Юлия посмотрела на нее удивленно. Как можно пить в ее положении! В кругу Юлиев это считалось нетерпимым. Возмутительно – слышать от собственной двадцатилетней сестры вопрос о вине, да еще с утра пораньше!
– Конечно, вино у меня есть, – ответила Юлия.
– Я бы непрочь выпить.
Юлилла знала, что терять ей нечего. Любовь семьи она уже потеряла. Все, все против нее! И Юлия, жена консула, внезапно ставшая одной из самых уважаемых римских матрон. Ни одного неверного шага не сделала Юлия в жизни. Гордая своим положением, влюбленная в своего дорогого Гая Мария и любимая им, образцовая жена, образцовая мать… Противно!

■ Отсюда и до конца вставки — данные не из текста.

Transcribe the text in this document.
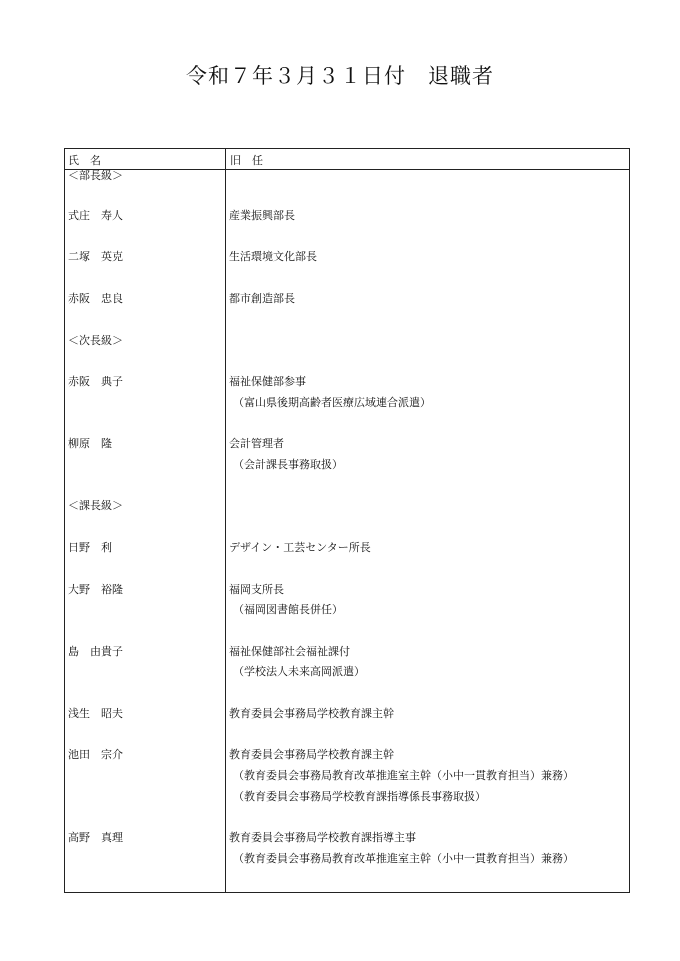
令和７年３月３１日付　退職者
氏　名	旧　任
＜部長級＞
式庄　寿人	産業振興部長
二塚　英克	生活環境文化部長
赤阪　忠良	都市創造部長
＜次長級＞
赤阪　典子	福祉保健部参事
（富山県後期高齢者医療広域連合派遣）
柳原　隆	会計管理者
（会計課長事務取扱）
＜課長級＞
日野　利	デザイン・工芸センター所長
大野　裕隆	福岡支所長
（福岡図書館長併任）
島　由貴子	福祉保健部社会福祉課付
（学校法人未来高岡派遣）
浅生　昭夫	教育委員会事務局学校教育課主幹
池田　宗介	教育委員会事務局学校教育課主幹
（教育委員会事務局教育改革推進室主幹（小中一貫教育担当）兼務）
（教育委員会事務局学校教育課指導係長事務取扱）
高野　真理	教育委員会事務局学校教育課指導主事
（教育委員会事務局教育改革推進室主幹（小中一貫教育担当）兼務）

– Ты всегда пьешь по утрам? – как можно более равнодушно осведомилась Юлия.
– Ну, Сулла пьет, нужна же ему компания.
– Сулла? Ты называешь его этим прозвищем? Юлилла улыбнулась:
– Юлия, как ты старомодна! Конечно, называю. Мы, знаешь ли, не в Сенате живем. Все в нашем кругу пользуются прозвищами. Это же нормально. Да и Сулле нравится, когда я так его называю. Он говорит, что, когда к нему обращаются – Луций Корнелий – он чувствует себя столетним стариком.
– Наверное, я действительно старомодна, – сказала Юлия без упрека. Внезапная улыбка сделала ее моложе и красивее сестры. – Впрочем, мне простительно: ведь у Гая Мария нет прозвища!
Принесли вино. Юлилла плеснула в бокал, проигнорировав воду.